Based on the Dobbs opinion one might conclude that Justice Alito had never heard of women’s liberation. Alito conveys no sense of appreciation of any women’s history. It’s telling what legal authorities he cites in Dobbs. Alito has a fixation on medieval men. Most prominently he cites a 17th-century English jurist, Sir Matthew Hale, who he calls a “great” and “eminent” legal authority. He mentions Hale more than ten times. Hale lived from 1609-1676.

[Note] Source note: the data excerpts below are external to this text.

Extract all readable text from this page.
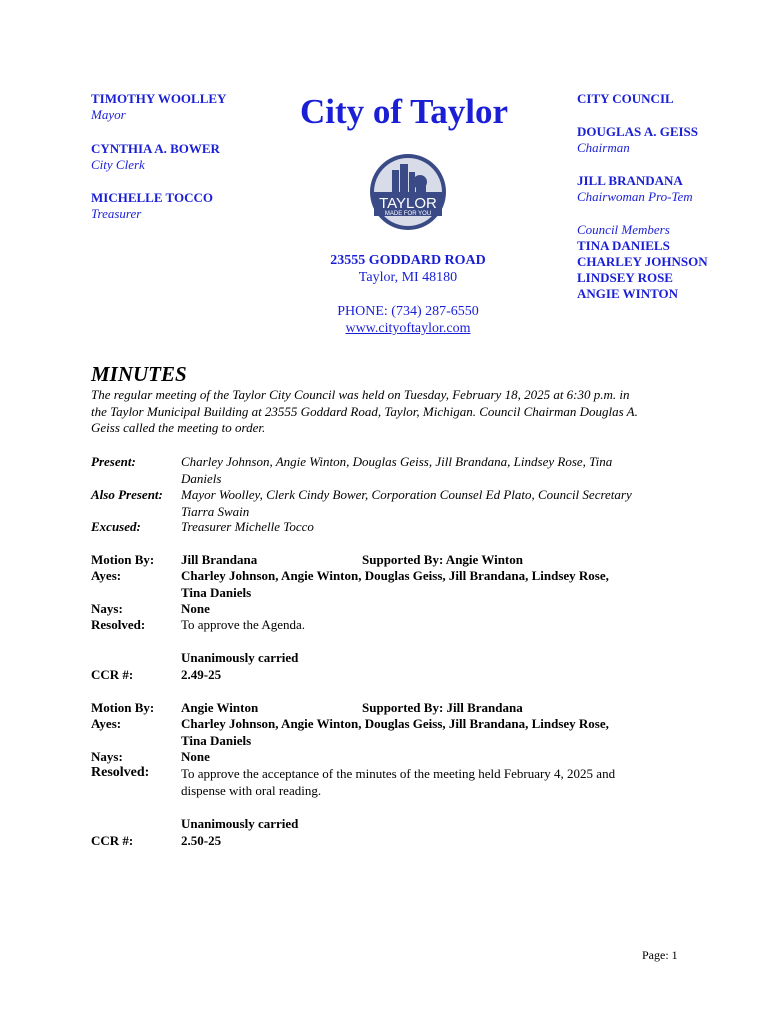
TIMOTHY WOOLLEY
Mayor
CYNTHIA A. BOWER
City Clerk
MICHELLE TOCCO
Treasurer
City of Taylor
TAYLOR
MADE FOR YOU
23555 GODDARD ROAD
Taylor, MI 48180
PHONE: (734) 287-6550
www.cityoftaylor.com
CITY COUNCIL
DOUGLAS A. GEISS
Chairman
JILL BRANDANA
Chairwoman Pro-Tem
Council Members
TINA DANIELS
CHARLEY JOHNSON
LINDSEY ROSE
ANGIE WINTON
MINUTES
The regular meeting of the Taylor City Council was held on Tuesday, February 18, 2025 at 6:30 p.m. in
the Taylor Municipal Building at 23555 Goddard Road, Taylor, Michigan. Council Chairman Douglas A.
Geiss called the meeting to order.
Present:	Charley Johnson, Angie Winton, Douglas Geiss, Jill Brandana, Lindsey Rose, Tina
Daniels
Also Present: Mayor Woolley, Clerk Cindy Bower, Corporation Counsel Ed Plato, Council Secretary
Tiarra Swain
Excused:	Treasurer Michelle Tocco
Motion By: Jill Brandana	Supported By: Angie Winton
Ayes:	Charley Johnson, Angie Winton, Douglas Geiss, Jill Brandana, Lindsey Rose,
Tina Daniels
Nays:	None
Resolved:	To approve the Agenda.
Unanimously carried
CCR #:	2.49-25
Motion By: Angie Winton	Supported By: Jill Brandana
Ayes:	Charley Johnson, Angie Winton, Douglas Geiss, Jill Brandana, Lindsey Rose,
Tina Daniels
Nays:	None
Resolved: To approve the acceptance of the minutes of the meeting held February 4, 2025 and
dispense with oral reading.
Unanimously carried
CCR #:	2.50-25
Page: 1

In 1662, Hale presided over the trial and execution of two women, Rose Cullender and Amy Duny, for witchcraft. The trial became a model for the Salem witch trials which were held 30 years later. Hale found independent women to be a threat to society. If not owned by a husband or a father, Hale believed women could become satanic. Hale believed women’s bodies belonged to men. He was steeped in the Christian religious view that women were made from Adam’s rib. Beating your wife was encouraged as a corrective tool.

Probably Hale’s most significant “contribution” to legal scholarship was his defense of marital rape. It remained the legal standard in the U.S. until the 1970s. Law Professor Jill Hasday writes that she has read hundreds of American judicial opinions citing Hale. For centuries, male legal authorities like Hale did not believe women had any bodily autonomy.

Professor Hasday goes on to say that the reason Alito cites Hale is that he wants to establish that the early American legal system was opposed to abortion. But Alito botches the history. Although little remarked on, the American Historical Association and the Organization of American Historians issued a joint statement criticizing the Court decision.

They wrote, “… the court denies the strong presence in U.S. history and traditions at least from the Revolution to the Civil War of women’s ability to terminate pregnancy before the third to fourth month without intervention by the state.”

The Court majority chose to disregard the historians. Before the Dobbs decision, both American historian organizations had written an amicus brief outlining the historical and legal precedents of abortion in the U.S. The amicus cut directly against Alito’s argument that abortion was not deeply rooted in American history.

How anachronistic and messed up is it that Alito would rely on a man from the Dark Ages who believed women could be witches as his authority on reproductive rights? Even by 17th century, Hale was considered a misogynist. Back then, many were already doubting allegations of witchcraft.

By sending abortion back to the states. Alito knowingly is transferring power back to the white right-wing men who control so many state legislatures. He knows his decision will result in abortion care being severely restricted or outlawed in roughly half the states. Now we can return to the era of coat-hanger abortions.

The Republican Party owns this debacle. This was their male supremacist project for the last 40 years. As happened in Kansas, the voters must make them pay.